Die Entwicklung einer Stadtmarke kann also grundlegend so beschrieben werden: «a promotional technique based on giving visibility and invisibility in a very selective way to different urban issues, landscapes and subjects”. Um diese Sozialtechnik zu analysieren, nutzt Vanolo die Metapher des Gespenstes («spectre» oder «ghost»). Diese sind sichtbar und unsichtbar («absent presence»), gehören zur Vergangenheit und sind aktuell präsent («absent past»), sie sind körperlos, haben aber körperliche Eigenschaften (z.B. ein Geschlecht), sie haben eine komplexe Beziehung zum Ort, sind konkret räumlich präsent, aber unbeeinflusst von globalen Ereignissen, sie sind freundlich oder angsterregend, sie werden sehr persönlich erfahren.

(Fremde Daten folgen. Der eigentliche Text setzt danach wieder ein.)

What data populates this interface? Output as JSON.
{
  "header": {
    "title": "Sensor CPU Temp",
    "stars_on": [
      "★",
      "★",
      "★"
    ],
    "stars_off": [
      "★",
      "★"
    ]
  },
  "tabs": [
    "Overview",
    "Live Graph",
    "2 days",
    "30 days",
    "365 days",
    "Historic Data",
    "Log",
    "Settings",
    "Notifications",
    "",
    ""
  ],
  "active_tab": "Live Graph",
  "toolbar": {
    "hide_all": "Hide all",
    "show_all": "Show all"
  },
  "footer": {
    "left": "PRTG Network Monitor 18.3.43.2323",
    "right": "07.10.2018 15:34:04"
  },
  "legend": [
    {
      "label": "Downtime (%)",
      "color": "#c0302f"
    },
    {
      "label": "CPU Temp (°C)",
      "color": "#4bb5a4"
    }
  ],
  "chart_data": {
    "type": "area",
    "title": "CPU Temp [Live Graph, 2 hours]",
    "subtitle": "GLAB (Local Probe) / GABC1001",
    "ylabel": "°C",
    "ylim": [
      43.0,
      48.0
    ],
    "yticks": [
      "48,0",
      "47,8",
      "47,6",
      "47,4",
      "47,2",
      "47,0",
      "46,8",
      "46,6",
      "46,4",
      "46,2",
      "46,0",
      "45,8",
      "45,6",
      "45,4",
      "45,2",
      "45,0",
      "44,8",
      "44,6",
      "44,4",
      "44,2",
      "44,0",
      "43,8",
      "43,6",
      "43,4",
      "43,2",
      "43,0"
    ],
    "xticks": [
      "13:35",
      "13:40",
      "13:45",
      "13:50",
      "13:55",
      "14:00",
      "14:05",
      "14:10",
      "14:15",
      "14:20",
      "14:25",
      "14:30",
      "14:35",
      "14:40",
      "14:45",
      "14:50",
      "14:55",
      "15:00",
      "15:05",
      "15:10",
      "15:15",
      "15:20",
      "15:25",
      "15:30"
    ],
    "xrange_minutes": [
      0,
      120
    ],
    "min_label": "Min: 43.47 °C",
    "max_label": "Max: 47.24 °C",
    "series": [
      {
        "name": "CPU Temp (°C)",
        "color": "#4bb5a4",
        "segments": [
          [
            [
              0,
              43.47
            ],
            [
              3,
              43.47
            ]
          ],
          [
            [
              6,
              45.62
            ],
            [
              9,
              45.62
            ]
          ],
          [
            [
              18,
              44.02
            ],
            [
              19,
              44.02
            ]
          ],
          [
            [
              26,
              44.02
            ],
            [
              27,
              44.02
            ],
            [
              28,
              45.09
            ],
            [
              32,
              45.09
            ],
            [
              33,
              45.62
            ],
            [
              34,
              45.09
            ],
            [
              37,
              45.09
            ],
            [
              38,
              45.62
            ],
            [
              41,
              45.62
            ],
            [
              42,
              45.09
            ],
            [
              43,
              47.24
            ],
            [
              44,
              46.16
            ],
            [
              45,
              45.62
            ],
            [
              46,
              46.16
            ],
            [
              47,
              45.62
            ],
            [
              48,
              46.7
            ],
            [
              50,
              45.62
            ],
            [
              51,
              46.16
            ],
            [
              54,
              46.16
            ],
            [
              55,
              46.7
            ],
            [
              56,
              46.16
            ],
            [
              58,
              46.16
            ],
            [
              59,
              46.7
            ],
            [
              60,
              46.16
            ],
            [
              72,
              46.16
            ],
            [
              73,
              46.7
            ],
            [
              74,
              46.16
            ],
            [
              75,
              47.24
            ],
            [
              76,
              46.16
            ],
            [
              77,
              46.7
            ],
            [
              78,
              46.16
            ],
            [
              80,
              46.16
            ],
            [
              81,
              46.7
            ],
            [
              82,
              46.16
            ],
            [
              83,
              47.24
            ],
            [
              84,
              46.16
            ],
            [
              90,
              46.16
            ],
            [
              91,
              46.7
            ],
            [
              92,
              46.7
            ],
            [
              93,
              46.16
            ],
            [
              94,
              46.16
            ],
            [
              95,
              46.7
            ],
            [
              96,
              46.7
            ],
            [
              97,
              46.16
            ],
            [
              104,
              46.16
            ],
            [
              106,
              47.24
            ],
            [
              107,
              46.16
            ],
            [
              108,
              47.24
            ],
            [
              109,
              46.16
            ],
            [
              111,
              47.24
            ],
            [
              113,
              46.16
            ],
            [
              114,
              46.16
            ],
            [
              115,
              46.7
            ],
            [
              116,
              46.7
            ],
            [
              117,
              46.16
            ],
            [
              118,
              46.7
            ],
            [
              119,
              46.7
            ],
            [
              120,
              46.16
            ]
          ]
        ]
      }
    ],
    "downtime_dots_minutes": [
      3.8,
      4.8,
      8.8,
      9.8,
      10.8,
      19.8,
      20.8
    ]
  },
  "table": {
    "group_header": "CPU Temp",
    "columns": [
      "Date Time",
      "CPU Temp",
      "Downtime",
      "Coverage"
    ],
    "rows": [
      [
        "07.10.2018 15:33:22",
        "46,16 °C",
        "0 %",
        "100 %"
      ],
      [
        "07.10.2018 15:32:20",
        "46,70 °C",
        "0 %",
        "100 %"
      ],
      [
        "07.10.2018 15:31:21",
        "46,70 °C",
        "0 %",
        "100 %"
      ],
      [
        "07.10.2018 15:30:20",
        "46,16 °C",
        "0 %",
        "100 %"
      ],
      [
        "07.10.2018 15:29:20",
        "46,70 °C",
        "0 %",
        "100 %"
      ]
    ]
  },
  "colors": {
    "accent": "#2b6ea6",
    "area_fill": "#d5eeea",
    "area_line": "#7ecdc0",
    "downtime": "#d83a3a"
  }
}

Markenentwicklung für eine Stadt (oder Region) ist dann ein gespenstisches Spiel. Ungewünschte Elemente werden zu Gespenstern erklärt und einige Gespenster (z.B. vergangene und verflüchtigte Identitäten, Stereotypen, Erinnerungen und Geschichten) werden zu Realitäten transformiert (Images, Stories, Slogans). Dieses Ansinnen ist komplex und anspruchsvoll: «certain bad connotations and stigmas connected to a place may be shadowed and obscured through city branding, but may not disappear, remaining in the air as ghostly presences”. Am Stadtimage arbeiten willkommene und unwillkommene Gespenster mit, wie beispielsweise soziale Medien, politische Aktivisten, oder Filmregisseure. Damit bleibt das Ergebnis der Entwicklung einer Stadtmarke notwendigerweise unvorhersehbar: «the presence of ghostly voices and ghostly presences makes it impossible to forecast, a priori, the outcome of a branding policy”. Gespenstische Heimatstädte.